Friday, April 9, 2010

Film Review - New York, New York

Film #40 of 2010 - New York, New York

Opening with the iconic scenery of V-J Day in Times Square in New York, Martin Scorsese's 1977 film New York, New York follows former G.I. and current musician Jimmy Doyle (Robert DeNiro) in a quest to hook up with a girl and celebrate the evening in style. After striking out with several women, he comes across Francine Evans, (Liza Minnelli) a former WAC who also shoots him down, but their witty banter indicates that she is playing hard to get and he's actually interested. After a couple of serendipitous situations, they finally get together, get married, and, since she is actually a singer, they proceed to literally make beautiful music together, traveling the country with a swing band. It soon becomes clear that the rising star is Francine, and soon after they start up their own swing band, when she becomes pregnant with their first child, she moves back to New York to do studio work while Jimmy continues on until the band ultimately fails. Back in New York, Jimmy, already insecure and slightly abusive, struggles with doing what's right for his family and participating in the emerging jazz scene, his obvious true love. Ultimately, the two discover that though they have a mutual attraction and affection for one another, they can only succeed if they are apart.

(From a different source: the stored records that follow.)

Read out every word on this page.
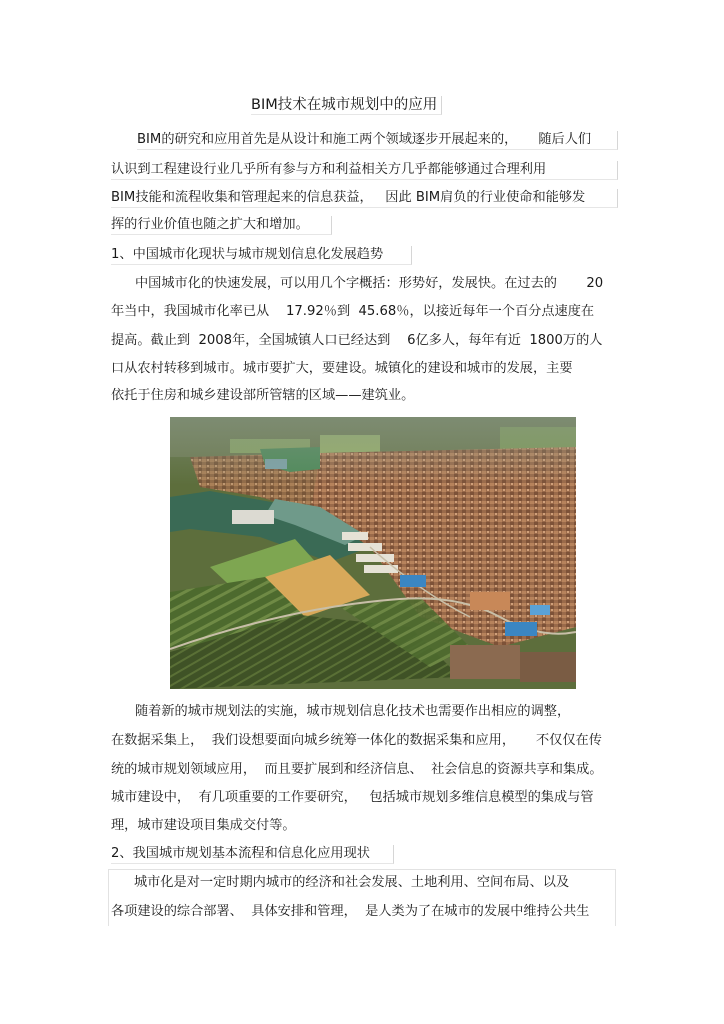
BIM技术在城市规划中的应用
BIM的研究和应用首先是从设计和施工两个领域逐步开展起来的，     随后人们
认识到工程建设行业几乎所有参与方和利益相关方几乎都能够通过合理利用
BIM技能和流程收集和管理起来的信息获益，   因此 BIM肩负的行业使命和能够发
挥的行业价值也随之扩大和增加。
1、中国城市化现状与城市规划信息化发展趋势
中国城市化的快速发展，可以用几个字概括：形势好，发展快。在过去的       20
年当中，我国城市化率已从    17.92％到  45.68％，以接近每年一个百分点速度在
提高。截止到  2008年，全国城镇人口已经达到    6亿多人，每年有近  1800万的人
口从农村转移到城市。城市要扩大，要建设。城镇化的建设和城市的发展，主要
依托于住房和城乡建设部所管辖的区域——建筑业。
随着新的城市规划法的实施，城市规划信息化技术也需要作出相应的调整，
在数据采集上，  我们设想要面向城乡统筹一体化的数据采集和应用，     不仅仅在传
统的城市规划领域应用，  而且要扩展到和经济信息、  社会信息的资源共享和集成。
城市建设中，  有几项重要的工作要研究，   包括城市规划多维信息模型的集成与管
理，城市建设项目集成交付等。
2、我国城市规划基本流程和信息化应用现状
城市化是对一定时期内城市的经济和社会发展、土地利用、空间布局、以及
各项建设的综合部署、  具体安排和管理，  是人类为了在城市的发展中维持公共生
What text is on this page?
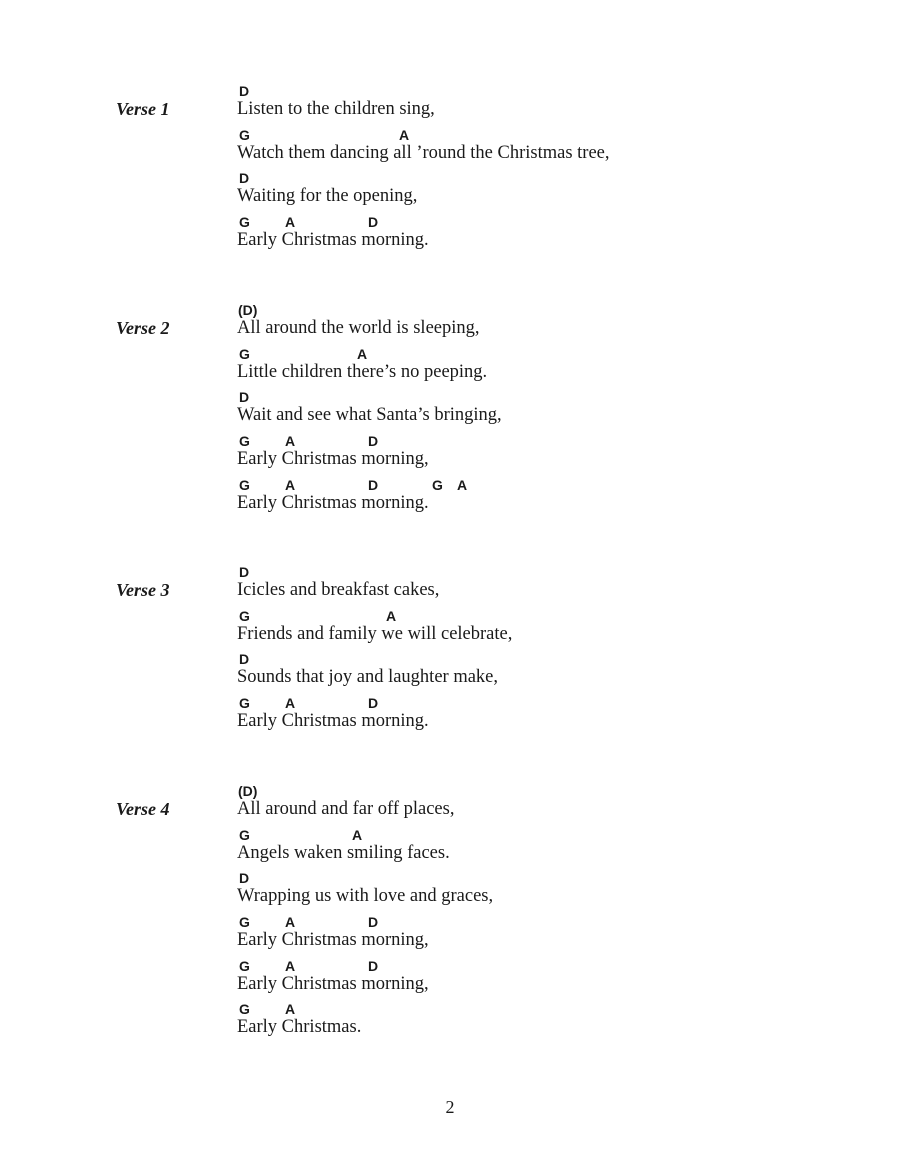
Verse 1

D

Listen to the children sing,

G	A

Watch them dancing all ’round the Christmas tree,

D

Waiting for the opening,

G	A	D

Early Christmas morning.

Verse 2

(D)

All around the world is sleeping,

G	A

Little children there’s no peeping.

D

Wait and see what Santa’s bringing,

G	A	D

Early Christmas morning,

G	A	D	G A

Early Christmas morning.

Verse 3

D

Icicles and breakfast cakes,

G	A

Friends and family we will celebrate,

D

Sounds that joy and laughter make,

G	A	D

Early Christmas morning.

Verse 4

(D)

All around and far off places,

G	A

Angels waken smiling faces.

D

Wrapping us with love and graces,

G	A	D

Early Christmas morning,

G	A	D

Early Christmas morning,

G	A

Early Christmas.

2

Scorsese was obviously paying homage to the musicals of the 30's and 40's, from the decision to film it full frame and not wide screen to the obvious sound stages, to the musical montages showing "progress!" The sets are sparse, simple and intentionally theatrical; sometimes they look fake, but that is clearly the intended aesthetic. One thing that I really liked about the film is that nothing is really announced in the film; rather, things just happen, leaving the audience to draw its own conclusions. (For example, when the audiences dwindle after Francine has left the band to return to New York, that is really the first time that we actually have concrete evidence that she was the draw all along.) DeNiro is once again fantastic in another unlikeable role. Jimmy is a complete child who sees Francine's doormat tendencies and completely manipulates her until she finally stands up for herself. The result? He leaves her. I'm not a big fan of Liza, but she's solid in this film, and she gives one hell of a performance of the title song, which I thought was much older than this movie, but turns out to be a product of the film.

Unfortunately, other than a particularly great ending (in that it was not-so-happy, but perfect) there wasn't much else I liked about the film. In an attempt to be epic, it actually came across as overblown and needlessly long. There is a completely nonsensical music number lasting about 20 minutes near the end of the film that makes the movie, which had already been on for well over two hours, come screeching to a halt, and did nothing more than serve as a major irritant. Before that part I was just really tepid about the film, but during and after that long scene I actually started to actively dislike it. Though I've mellowed out a little in the couple of days that I've watched the film, I still think New York, New York is definitely one of Scorsese's missteps. But hey, I guess the guy has earned a couple of those.